Monday, December 29, 2014


“Frankly my dear, I don’t give a damn.”

This month marks the 75th anniversary of GONE WITH THE WIND. 

Based on the 1936 Pulitzer Prize-winning novel by Margaret Mitchell, GONE WITH THE WIND captured headlines long before the film ever hit cinemas in December of 1939. Long before social media, paparazzi, and 24-hour news channels would hunt down information on an upcoming film, the production of GONE WITH THE WIND generated an astonishing buzz around Hollywood and the country…mostly over the casting of the main characters. The amount of interest before filming began was the first mark the film would make in history. 

Set in the 19th century American-South, GONE WITH THE WIND tells the story of the fiery Scarlett O’Hara, the strong willed-daughter of a plantation owner, and her romances which would include the handsome Rhett Butler. The public’s interest would focus on these two vital characters. The now-famed “search for Scarlett” led to 1,400 women to be interviewed for the part; a staggering number which would include big names such as Joan Crawford and Katharine Hepburn. The role would go to the stunningly beautiful Vivien Leigh, who had only made a few films up to that point. The role of Rhett would go to fan-favorite Clark Gable, who already had two Oscar nominations for Best Actor under his belt. 

Filming would be delayed for two years while producer David O. Selznick made sure Clark Gable was able to do the film. The original screenplay went through hundreds of revisions before settling in on an acceptable length, and the original director, George Cukor, was fired shortly after filming began. He would be replaced by Victor Fleming, who had just wrapped up production on THE WIZARD OF OZ. 

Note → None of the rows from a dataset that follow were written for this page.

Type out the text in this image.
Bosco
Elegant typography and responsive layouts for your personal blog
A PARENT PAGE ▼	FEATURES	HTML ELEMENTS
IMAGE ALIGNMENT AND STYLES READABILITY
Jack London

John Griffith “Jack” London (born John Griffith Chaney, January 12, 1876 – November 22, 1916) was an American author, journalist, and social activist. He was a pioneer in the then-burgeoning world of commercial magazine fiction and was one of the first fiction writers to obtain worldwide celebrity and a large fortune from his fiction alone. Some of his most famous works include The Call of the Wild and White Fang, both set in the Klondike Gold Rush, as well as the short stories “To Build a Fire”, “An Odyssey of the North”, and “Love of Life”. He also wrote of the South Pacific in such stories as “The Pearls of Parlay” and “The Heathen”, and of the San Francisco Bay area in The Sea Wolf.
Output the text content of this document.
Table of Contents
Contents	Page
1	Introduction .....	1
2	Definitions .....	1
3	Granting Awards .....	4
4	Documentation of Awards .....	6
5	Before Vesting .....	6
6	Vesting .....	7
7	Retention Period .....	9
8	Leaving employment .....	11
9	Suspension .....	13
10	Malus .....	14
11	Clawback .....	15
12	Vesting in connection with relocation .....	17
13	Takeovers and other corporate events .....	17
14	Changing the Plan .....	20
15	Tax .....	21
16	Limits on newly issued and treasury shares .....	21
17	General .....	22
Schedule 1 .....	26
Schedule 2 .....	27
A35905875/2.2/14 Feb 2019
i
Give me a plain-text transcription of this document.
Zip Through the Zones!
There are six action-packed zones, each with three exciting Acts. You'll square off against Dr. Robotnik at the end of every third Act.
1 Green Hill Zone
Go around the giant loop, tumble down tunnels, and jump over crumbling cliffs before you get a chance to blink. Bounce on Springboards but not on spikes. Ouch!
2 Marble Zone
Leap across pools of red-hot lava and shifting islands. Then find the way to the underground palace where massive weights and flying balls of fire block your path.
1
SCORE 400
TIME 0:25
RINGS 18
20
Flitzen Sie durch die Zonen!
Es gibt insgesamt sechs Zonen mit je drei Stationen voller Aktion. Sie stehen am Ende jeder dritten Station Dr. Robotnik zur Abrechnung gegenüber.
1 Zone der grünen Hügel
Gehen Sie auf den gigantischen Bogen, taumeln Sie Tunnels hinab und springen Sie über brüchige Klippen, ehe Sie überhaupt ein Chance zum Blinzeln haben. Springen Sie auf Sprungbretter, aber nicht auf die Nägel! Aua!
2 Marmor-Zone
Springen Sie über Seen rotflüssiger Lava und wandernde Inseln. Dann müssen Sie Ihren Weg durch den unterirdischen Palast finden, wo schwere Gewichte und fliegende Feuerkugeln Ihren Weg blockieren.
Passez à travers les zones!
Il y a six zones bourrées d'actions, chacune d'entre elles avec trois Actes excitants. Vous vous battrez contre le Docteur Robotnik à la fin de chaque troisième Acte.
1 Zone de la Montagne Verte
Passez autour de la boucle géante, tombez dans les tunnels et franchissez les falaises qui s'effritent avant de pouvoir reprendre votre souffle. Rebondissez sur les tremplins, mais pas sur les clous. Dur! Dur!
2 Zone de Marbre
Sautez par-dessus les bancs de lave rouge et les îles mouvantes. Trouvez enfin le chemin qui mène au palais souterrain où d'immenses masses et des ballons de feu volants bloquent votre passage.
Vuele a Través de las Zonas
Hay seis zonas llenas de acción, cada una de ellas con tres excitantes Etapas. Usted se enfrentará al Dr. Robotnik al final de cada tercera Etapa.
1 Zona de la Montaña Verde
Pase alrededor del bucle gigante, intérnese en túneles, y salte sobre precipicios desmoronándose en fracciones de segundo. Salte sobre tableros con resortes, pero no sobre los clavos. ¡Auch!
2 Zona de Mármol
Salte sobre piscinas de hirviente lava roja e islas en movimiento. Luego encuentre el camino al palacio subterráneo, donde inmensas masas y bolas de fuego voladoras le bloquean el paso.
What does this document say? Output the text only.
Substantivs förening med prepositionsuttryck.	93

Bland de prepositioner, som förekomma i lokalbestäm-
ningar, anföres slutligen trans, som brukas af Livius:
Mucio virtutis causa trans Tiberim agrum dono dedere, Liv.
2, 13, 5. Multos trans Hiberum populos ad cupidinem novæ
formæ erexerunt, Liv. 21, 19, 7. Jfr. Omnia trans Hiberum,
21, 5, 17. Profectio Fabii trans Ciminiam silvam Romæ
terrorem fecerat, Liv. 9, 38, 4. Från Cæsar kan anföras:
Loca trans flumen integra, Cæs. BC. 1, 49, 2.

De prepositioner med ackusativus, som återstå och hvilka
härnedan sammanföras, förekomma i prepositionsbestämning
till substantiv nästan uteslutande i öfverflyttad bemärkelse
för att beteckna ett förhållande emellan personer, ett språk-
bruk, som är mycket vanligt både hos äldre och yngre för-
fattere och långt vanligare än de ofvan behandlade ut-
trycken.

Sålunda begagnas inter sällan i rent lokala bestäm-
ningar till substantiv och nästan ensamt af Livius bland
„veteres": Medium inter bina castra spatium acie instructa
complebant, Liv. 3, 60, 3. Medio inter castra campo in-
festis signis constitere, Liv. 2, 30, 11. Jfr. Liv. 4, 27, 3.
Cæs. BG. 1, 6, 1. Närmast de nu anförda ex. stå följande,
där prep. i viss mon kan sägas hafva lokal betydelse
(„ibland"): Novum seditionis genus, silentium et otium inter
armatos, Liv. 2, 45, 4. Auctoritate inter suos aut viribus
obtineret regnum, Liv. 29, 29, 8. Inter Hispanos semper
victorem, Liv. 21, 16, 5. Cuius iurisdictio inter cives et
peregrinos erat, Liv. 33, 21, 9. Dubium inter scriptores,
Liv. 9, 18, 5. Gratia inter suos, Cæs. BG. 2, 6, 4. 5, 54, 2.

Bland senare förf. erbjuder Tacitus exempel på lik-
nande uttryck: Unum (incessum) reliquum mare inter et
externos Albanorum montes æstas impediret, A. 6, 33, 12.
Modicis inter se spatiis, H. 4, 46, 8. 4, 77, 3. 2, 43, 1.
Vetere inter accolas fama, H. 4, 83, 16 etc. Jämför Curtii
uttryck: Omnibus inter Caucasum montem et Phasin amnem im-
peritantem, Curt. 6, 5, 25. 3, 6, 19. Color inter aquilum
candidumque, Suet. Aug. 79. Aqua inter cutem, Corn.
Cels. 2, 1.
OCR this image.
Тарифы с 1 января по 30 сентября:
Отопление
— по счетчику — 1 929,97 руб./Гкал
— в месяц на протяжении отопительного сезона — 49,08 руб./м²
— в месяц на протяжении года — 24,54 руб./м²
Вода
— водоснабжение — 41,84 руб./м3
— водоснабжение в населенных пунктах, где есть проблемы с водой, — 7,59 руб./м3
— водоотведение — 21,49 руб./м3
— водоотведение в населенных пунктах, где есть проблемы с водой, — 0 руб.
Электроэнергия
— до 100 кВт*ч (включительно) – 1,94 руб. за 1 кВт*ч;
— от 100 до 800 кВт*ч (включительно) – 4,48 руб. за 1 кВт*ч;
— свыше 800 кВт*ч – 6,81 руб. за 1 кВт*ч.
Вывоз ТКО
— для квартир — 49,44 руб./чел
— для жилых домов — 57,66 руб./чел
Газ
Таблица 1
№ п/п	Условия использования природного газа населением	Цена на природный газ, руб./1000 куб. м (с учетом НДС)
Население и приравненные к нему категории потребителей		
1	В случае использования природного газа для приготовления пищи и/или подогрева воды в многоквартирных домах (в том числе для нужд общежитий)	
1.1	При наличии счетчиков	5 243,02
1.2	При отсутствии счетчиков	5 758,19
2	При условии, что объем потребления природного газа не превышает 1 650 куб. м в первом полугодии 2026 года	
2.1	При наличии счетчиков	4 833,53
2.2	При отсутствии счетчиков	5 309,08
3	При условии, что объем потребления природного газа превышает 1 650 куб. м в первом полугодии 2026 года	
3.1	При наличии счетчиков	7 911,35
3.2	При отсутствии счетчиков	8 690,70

The story would be told from the perspective of white southerners in which plantation slaves are portrayed as “happy”, an issue which would generate controversy from day one and would come up again 74 years later when the Oscar-winning 12 YEARS A SLAVE would hit theatres. Again, a testament to how GONE WITH THE WIND was ahead of its time. 

GONE WITH THE WIND was an enormous success that year. Even though it was the longest and most expensive film of its time (made for a cost of $3.85 million), it would win the box office that year and would eventually be the all-time champion even after adjusting for inflation. It would receive a record 13 Oscar nominations, winning eight, including Best Film, Best Actress (Vivien Leigh), director (Victor Fleming), and perhaps most importantly…Hattie McDaniel would become the very first African-American to win an Oscar (Best Supporting Actress). Victor Fleming’s one-two punch of GONE WITH THE WIND and THE WIZARD OF OZ would make him the only director to have two movies in the Top 10 of the American Film Institute’s (AFI) prestigious 100 Movies list. GONE WITH THE WIND was placed in the National Film Registry in 1989, and it often appears on any publication’s Best All-time lists. 


This Blogger’s first exposure to GONE WITH THE WIND came as a wee-lad, when hours were spent looking at mom’s glorious original vinyl pressing of the soundtrack: 

Leafing through the pages of that publication brought on an early awareness of the scope and magnitude of mom’s favorite movie. Years later in college, an important lesson was learned in a literature class, when the professor taught us how Margaret Mitchell began writing the novel; she started by writing the ending first. It would be an approach that this Blogger would use for the rest of his life when beginning a new project. 

And later, GONE WITH THE WIND would continue to astound this Blogger when he discovered the influence the film’s main characters and artwork had on a certain far away galaxy: 

So GONE WITH THE WIND has been in this Blogger’s life since nearly day one, and will continue to have a presence; not only as a family favorite but in deep respect for the power of film. GONE WITH THE WIND is majestic and powerful, and is intimate enough for anyone to relate to. For 75 years it has inspired and put us in awe, and will continue to do so for much longer. 

“As God is my witness, as God is my witness they're not going to lick me. I'm going to live through this and when it's all over, I'll never be hungry again. No, nor any of my folk. If I have to lie, steal, cheat or kill. As God is my witness, I'll never be hungry again.”